Exclusive | China Aircraft Leasing seeks overseas customers with aggressive fleet expansion
Aircraft leasing could be an economic driver for Hong Kong, which relies too heavily on its property market, says chief executive
China Aircraft Leasing Group(CALC) aims to expand its fleet by a fifth to no less than 100 aeroplanes this year and build a 50:50 mix of overseas and domestic clients by 2022, said chief executive Mike Poon.
The Hong Kong-listed lessor also has ambitious plans for its customer base. Its goal is to provide services to 100 clients by 2023, up from 16 last year, Poon told the South China Morning Post.
“We will see our fleet size increasing to 100 aircrafts this year, and our customers will rise to 100 airlines in the first stage of 2023,” said Poon, who ordered 50 Boeing 737 Max planes for US$5.8 billion last month. In 2014, CALC placed a US$10 billion order with Airbus for 100 of its A320 jets. He said the company is on schedule to expand its fleet size to 232 aircraft by 2023 after the Boeing order.
CALC, which is backed by China Everbright, had 83 planes as of the end of March, mainly models in the Airbus A320 series.
“The purchase of Boeing models means we can serve a more diversified range of customers, catering for airlines who only require Boeing aircrafts, for example,” said Poon, who expects to take delivery of no fewer than 40 aircraft annually starting in 2020, more than double the amount last year.
Globally, leased aircraft make up 45 per cent of the total market.

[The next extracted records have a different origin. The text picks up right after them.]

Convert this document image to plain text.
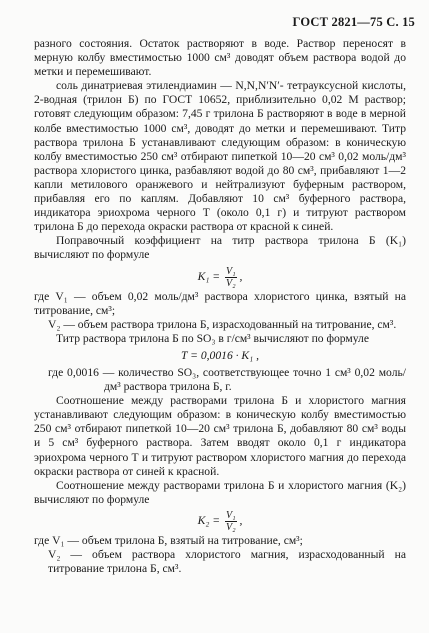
ГОСТ 2821—75 С. 15

разного состояния. Остаток растворяют в воде. Раствор переносят в мерную колбу вместимостью 1000 см³ доводят объем раствора водой до метки и перемешивают.

соль динатриевая этилендиамин — N,N,N′N′- тетрауксусной кислоты, 2-водная (трилон Б) по ГОСТ 10652, приблизительно 0,02 М раствор; готовят следующим образом: 7,45 г трилона Б растворяют в воде в мерной колбе вместимостью 1000 см³, доводят до метки и перемешивают. Титр раствора трилона Б устанавливают следующим образом: в коническую колбу вместимостью 250 см³ отбирают пипеткой 10—20 см³ 0,02 моль/дм³ раствора хлористого цинка, разбавляют водой до 80 см³, прибавляют 1—2 капли метилового оранжевого и нейтрализуют буферным раствором, прибавляя его по каплям. Добавляют 10 см³ буферного раствора, индикатора эриохрома черного Т (около 0,1 г) и титруют раствором трилона Б до перехода окраски раствора от красной к синей.

Поправочный коэффициент на титр раствора трилона Б (K₁) вычисляют по формуле

$K_1 = \frac{\text{V₁}}{\text{V₂}}$ ,

где V₁ — объем 0,02 моль/дм³ раствора хлористого цинка, взятый на титрование, см³;

V₂ — объем раствора трилона Б, израсходованный на титрование, см³.

Титр раствора трилона Б по SO₃ в г/см³ вычисляют по формуле

T = 0,0016 · K₁ ,

где 0,0016 — количество SO₃, соответствующее точно 1 см³ 0,02 моль/дм³ раствора трилона Б, г.

Соотношение между растворами трилона Б и хлористого магния устанавливают следующим образом: в коническую колбу вместимостью 250 см³ отбирают пипеткой 10—20 см³ трилона Б, добавляют 80 см³ воды и 5 см³ буферного раствора. Затем вводят около 0,1 г индикатора эриохрома черного Т и титруют раствором хлористого магния до перехода окраски раствора от синей к красной.

Соотношение между растворами трилона Б и хлористого магния (K₂) вычисляют по формуле

$K_2 = \frac{\text{V₁}}{\text{V₂}}$ ,

где V₁ — объем трилона Б, взятый на титрование, см³;

V₂ — объем раствора хлористого магния, израсходованный на титрование трилона Б, см³.
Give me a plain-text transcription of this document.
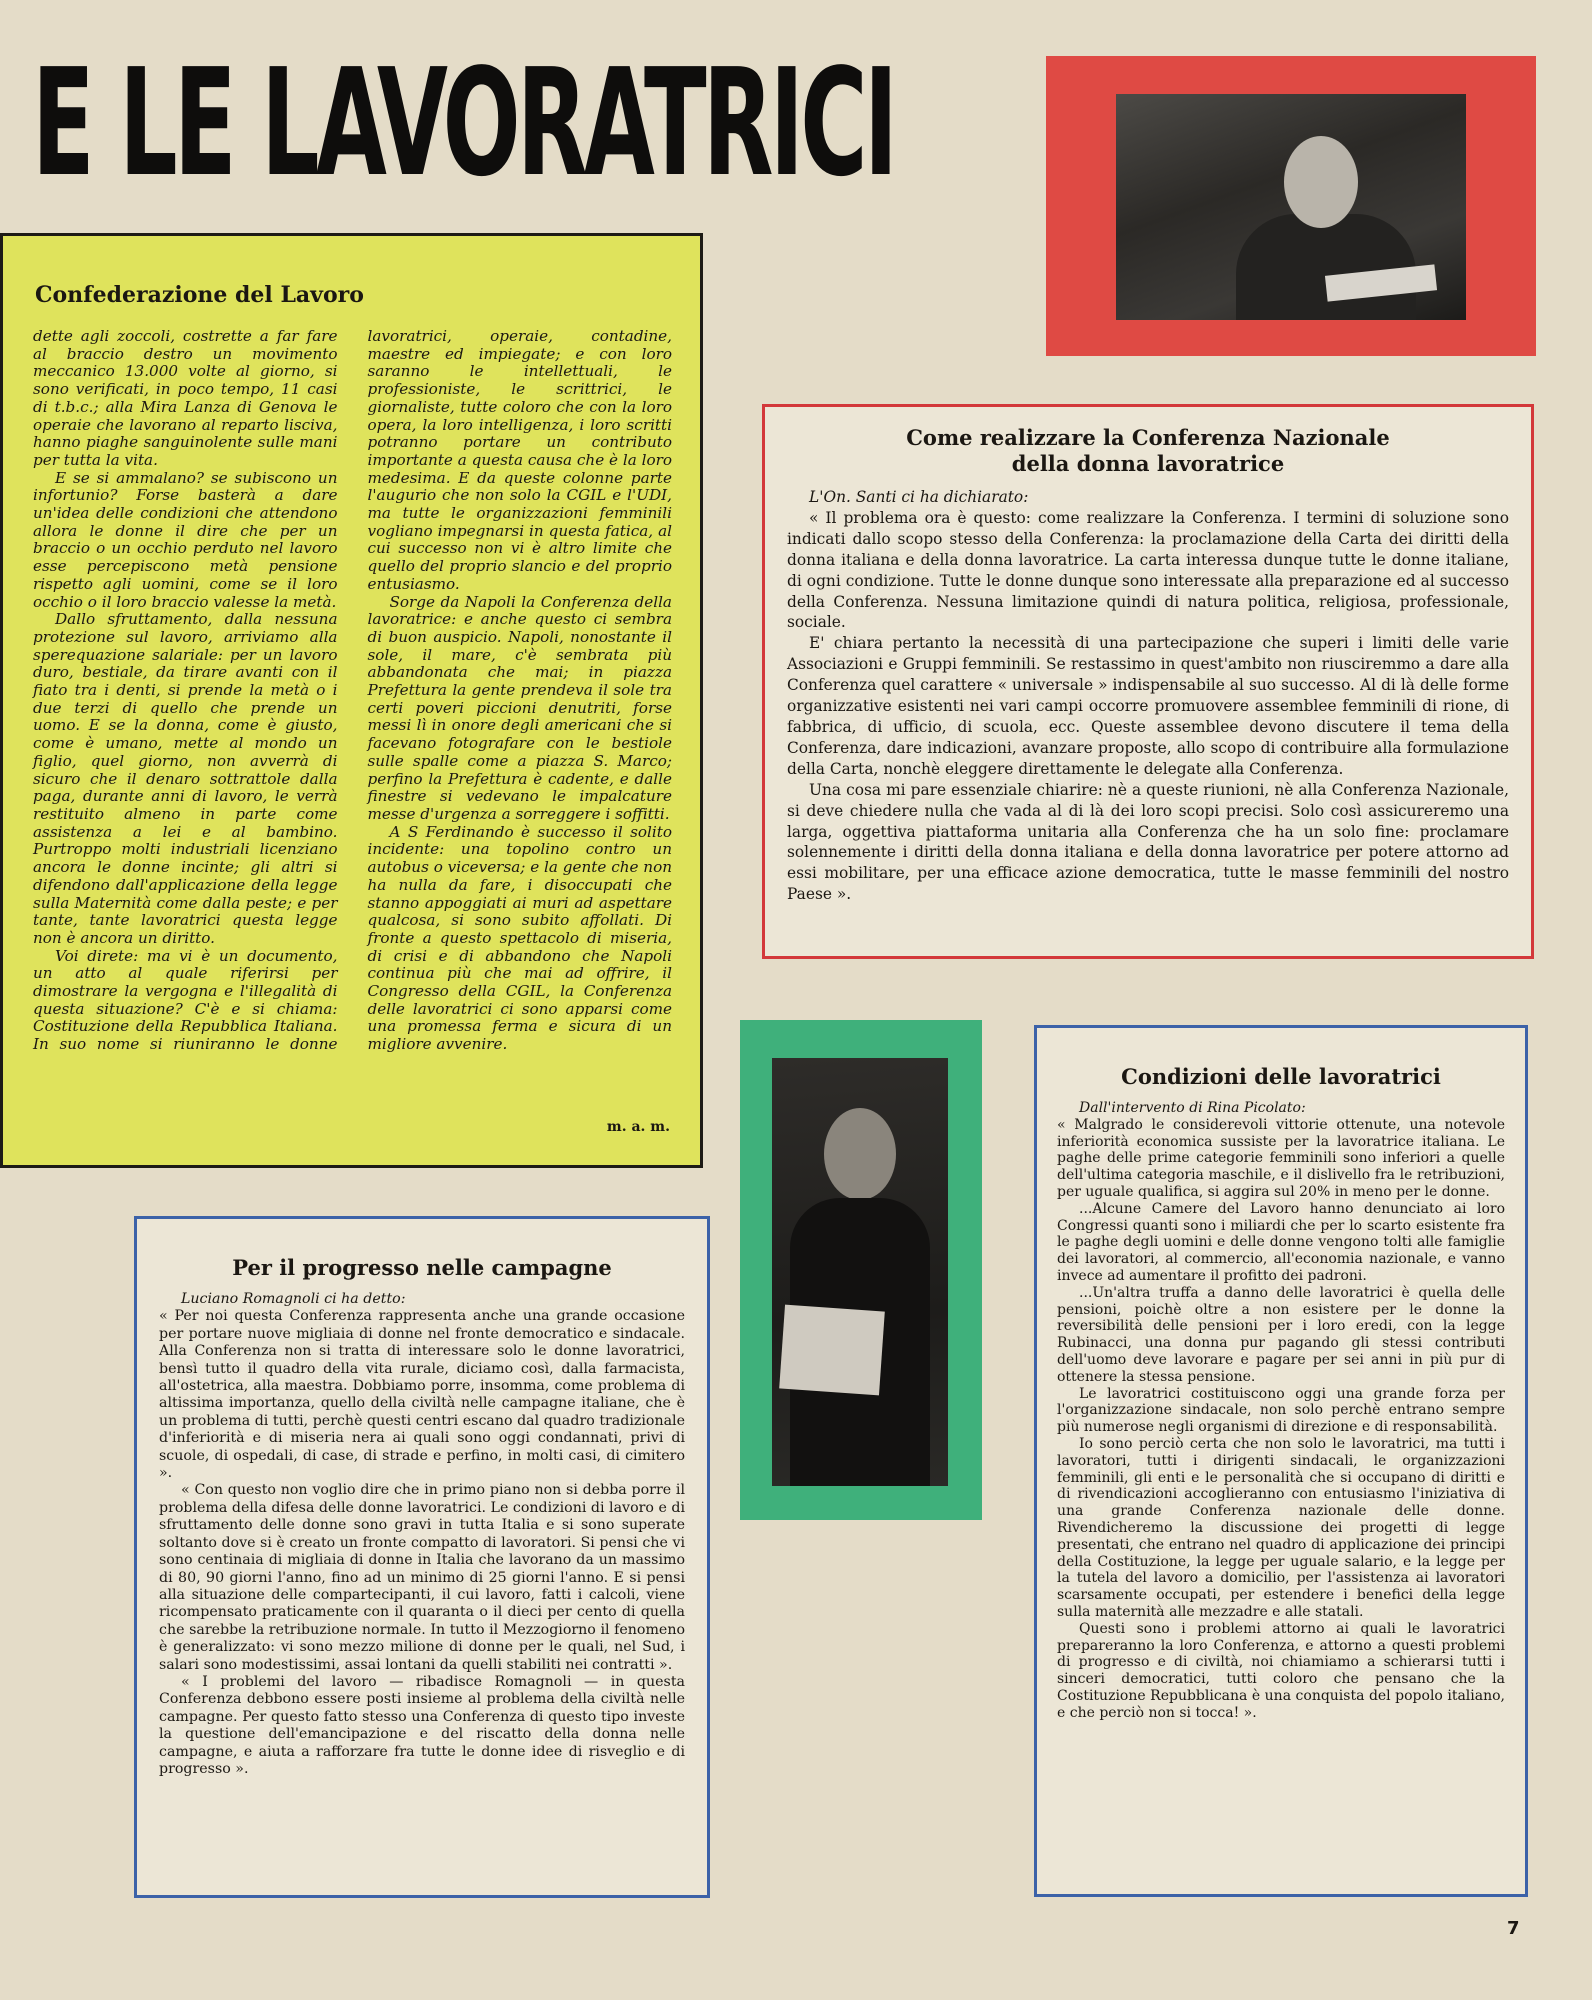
E LE LAVORATRICI
Confederazione del Lavoro

dette agli zoccoli, costrette a far fare al braccio destro un movimento meccanico 13.000 volte al giorno, si sono verificati, in poco tempo, 11 casi di t.b.c.; alla Mira Lanza di Genova le operaie che lavorano al reparto lisciva, hanno piaghe sanguinolente sulle mani per tutta la vita.

E se si ammalano? se subiscono un infortunio? Forse basterà a dare un'idea delle condizioni che attendono allora le donne il dire che per un braccio o un occhio perduto nel lavoro esse percepiscono metà pensione rispetto agli uomini, come se il loro occhio o il loro braccio valesse la metà.

Dallo sfruttamento, dalla nessuna protezione sul lavoro, arriviamo alla sperequazione salariale: per un lavoro duro, bestiale, da tirare avanti con il fiato tra i denti, si prende la metà o i due terzi di quello che prende un uomo. E se la donna, come è giusto, come è umano, mette al mondo un figlio, quel giorno, non avverrà di sicuro che il denaro sottrattole dalla paga, durante anni di lavoro, le verrà restituito almeno in parte come assistenza a lei e al bambino. Purtroppo molti industriali licenziano ancora le donne incinte; gli altri si difendono dall'applicazione della legge sulla Maternità come dalla peste; e per tante, tante lavoratrici questa legge non è ancora un diritto.

Voi direte: ma vi è un documento, un atto al quale riferirsi per dimostrare la vergogna e l'illegalità di questa situazione? C'è e si chiama: Costituzione della Repubblica Italiana. In suo nome si riuniranno le donne lavoratrici, operaie, contadine, maestre ed impiegate; e con loro saranno le intellettuali, le professioniste, le scrittrici, le giornaliste, tutte coloro che con la loro opera, la loro intelligenza, i loro scritti potranno portare un contributo importante a questa causa che è la loro medesima. E da queste colonne parte l'augurio che non solo la CGIL e l'UDI, ma tutte le organizzazioni femminili vogliano impegnarsi in questa fatica, al cui successo non vi è altro limite che quello del proprio slancio e del proprio entusiasmo.

Sorge da Napoli la Conferenza della lavoratrice: e anche questo ci sembra di buon auspicio. Napoli, nonostante il sole, il mare, c'è sembrata più abbandonata che mai; in piazza Prefettura la gente prendeva il sole tra certi poveri piccioni denutriti, forse messi lì in onore degli americani che si facevano fotografare con le bestiole sulle spalle come a piazza S. Marco; perfino la Prefettura è cadente, e dalle finestre si vedevano le impalcature messe d'urgenza a sorreggere i soffitti.

A S Ferdinando è successo il solito incidente: una topolino contro un autobus o viceversa; e la gente che non ha nulla da fare, i disoccupati che stanno appoggiati ai muri ad aspettare qualcosa, si sono subito affollati. Di fronte a questo spettacolo di miseria, di crisi e di abbandono che Napoli continua più che mai ad offrire, il Congresso della CGIL, la Conferenza delle lavoratrici ci sono apparsi come una promessa ferma e sicura di un migliore avvenire.

m. a. m.
Come realizzare la Conferenza Nazionale
della donna lavoratrice

L'On. Santi ci ha dichiarato:

« Il problema ora è questo: come realizzare la Conferenza. I termini di soluzione sono indicati dallo scopo stesso della Conferenza: la proclamazione della Carta dei diritti della donna italiana e della donna lavoratrice. La carta interessa dunque tutte le donne italiane, di ogni condizione. Tutte le donne dunque sono interessate alla preparazione ed al successo della Conferenza. Nessuna limitazione quindi di natura politica, religiosa, professionale, sociale.

E' chiara pertanto la necessità di una partecipazione che superi i limiti delle varie Associazioni e Gruppi femminili. Se restassimo in quest'ambito non riusciremmo a dare alla Conferenza quel carattere « universale » indispensabile al suo successo. Al di là delle forme organizzative esistenti nei vari campi occorre promuovere assemblee femminili di rione, di fabbrica, di ufficio, di scuola, ecc. Queste assemblee devono discutere il tema della Conferenza, dare indicazioni, avanzare proposte, allo scopo di contribuire alla formulazione della Carta, nonchè eleggere direttamente le delegate alla Conferenza.

Una cosa mi pare essenziale chiarire: nè a queste riunioni, nè alla Conferenza Nazionale, si deve chiedere nulla che vada al di là dei loro scopi precisi. Solo così assicureremo una larga, oggettiva piattaforma unitaria alla Conferenza che ha un solo fine: proclamare solennemente i diritti della donna italiana e della donna lavoratrice per potere attorno ad essi mobilitare, per una efficace azione democratica, tutte le masse femminili del nostro Paese ».

Condizioni delle lavoratrici

Dall'intervento di Rina Picolato:

« Malgrado le considerevoli vittorie ottenute, una notevole inferiorità economica sussiste per la lavoratrice italiana. Le paghe delle prime categorie femminili sono inferiori a quelle dell'ultima categoria maschile, e il dislivello fra le retribuzioni, per uguale qualifica, si aggira sul 20% in meno per le donne.

...Alcune Camere del Lavoro hanno denunciato ai loro Congressi quanti sono i miliardi che per lo scarto esistente fra le paghe degli uomini e delle donne vengono tolti alle famiglie dei lavoratori, al commercio, all'economia nazionale, e vanno invece ad aumentare il profitto dei padroni.

...Un'altra truffa a danno delle lavoratrici è quella delle pensioni, poichè oltre a non esistere per le donne la reversibilità delle pensioni per i loro eredi, con la legge Rubinacci, una donna pur pagando gli stessi contributi dell'uomo deve lavorare e pagare per sei anni in più pur di ottenere la stessa pensione.

Le lavoratrici costituiscono oggi una grande forza per l'organizzazione sindacale, non solo perchè entrano sempre più numerose negli organismi di direzione e di responsabilità.

Io sono perciò certa che non solo le lavoratrici, ma tutti i lavoratori, tutti i dirigenti sindacali, le organizzazioni femminili, gli enti e le personalità che si occupano di diritti e di rivendicazioni accoglieranno con entusiasmo l'iniziativa di una grande Conferenza nazionale delle donne. Rivendicheremo la discussione dei progetti di legge presentati, che entrano nel quadro di applicazione dei principi della Costituzione, la legge per uguale salario, e la legge per la tutela del lavoro a domicilio, per l'assistenza ai lavoratori scarsamente occupati, per estendere i benefici della legge sulla maternità alle mezzadre e alle statali.

Questi sono i problemi attorno ai quali le lavoratrici prepareranno la loro Conferenza, e attorno a questi problemi di progresso e di civiltà, noi chiamiamo a schierarsi tutti i sinceri democratici, tutti coloro che pensano che la Costituzione Repubblicana è una conquista del popolo italiano, e che perciò non si tocca! ».

Per il progresso nelle campagne

Luciano Romagnoli ci ha detto:

« Per noi questa Conferenza rappresenta anche una grande occasione per portare nuove migliaia di donne nel fronte democratico e sindacale. Alla Conferenza non si tratta di interessare solo le donne lavoratrici, bensì tutto il quadro della vita rurale, diciamo così, dalla farmacista, all'ostetrica, alla maestra. Dobbiamo porre, insomma, come problema di altissima importanza, quello della civiltà nelle campagne italiane, che è un problema di tutti, perchè questi centri escano dal quadro tradizionale d'inferiorità e di miseria nera ai quali sono oggi condannati, privi di scuole, di ospedali, di case, di strade e perfino, in molti casi, di cimitero ».

« Con questo non voglio dire che in primo piano non si debba porre il problema della difesa delle donne lavoratrici. Le condizioni di lavoro e di sfruttamento delle donne sono gravi in tutta Italia e si sono superate soltanto dove si è creato un fronte compatto di lavoratori. Si pensi che vi sono centinaia di migliaia di donne in Italia che lavorano da un massimo di 80, 90 giorni l'anno, fino ad un minimo di 25 giorni l'anno. E si pensi alla situazione delle compartecipanti, il cui lavoro, fatti i calcoli, viene ricompensato praticamente con il quaranta o il dieci per cento di quella che sarebbe la retribuzione normale. In tutto il Mezzogiorno il fenomeno è generalizzato: vi sono mezzo milione di donne per le quali, nel Sud, i salari sono modestissimi, assai lontani da quelli stabiliti nei contratti ».

« I problemi del lavoro — ribadisce Romagnoli — in questa Conferenza debbono essere posti insieme al problema della civiltà nelle campagne. Per questo fatto stesso una Conferenza di questo tipo investe la questione dell'emancipazione e del riscatto della donna nelle campagne, e aiuta a rafforzare fra tutte le donne idee di risveglio e di progresso ».

7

In China, that figure is just 25 per cent but growing rapidly amid rising aircraft demand.
The country’s domestic jet maker, Commercial Aircraft Corp of China (Comac), was even more aggressive in its forecast, predicting 6,865 passenger planes would need to be delivered by 2035.
“The small airlines and the newcomers[who do not have enough money to buy aircraft] are the ones that most need to find aircraft leasing partners,” said Poon. “A good partnership with lessors will substantially cut airlines’ costs, which mainly come from aircraft and fuel.”
CALC is betting on Hong Kong ascending to become a top global aircraft leasing centre to rival the likes of Singapore and Ireland. The city took a big step in the right direction by announcing it will reduce the effective tax rate on aircraft leasing companies to less than 10 per cent from 30 per cent later last month.
“No aircraft lessor would consider Hong Kong before the tax reduction, but cutting it means Hong Kong stands at the same starting line [as its rivals] for the aircraft leasing business,” said Poon. “Hong Kong is well equipped to be a successful global leasing centre, I think, because it has well established British law, strong financing support and tremendous Chinese markets. The only thing we do not have is policy support.”
Aircraft leasing could be a powerful driver of Hong Kong’s economy if “the city can take one third of the market from Ireland and Singapore,” said Poon, who believes Hong Kong is too financially reliant on its property market.
“Hong Kong, as a global finance centre, needs other sectors to support further development of its financial landscape, not just focusing on property,” said Poon. “Building a global aircraft leasing centre will help the city to take more from the trillion-dollar market.”
In 2016, global revenue from airline-related business reached US$2.7 trillion and carriers made profit of US$30 billion and served four billion travellers. China expects to surpass the US as the world’s biggest aviation market by 2024.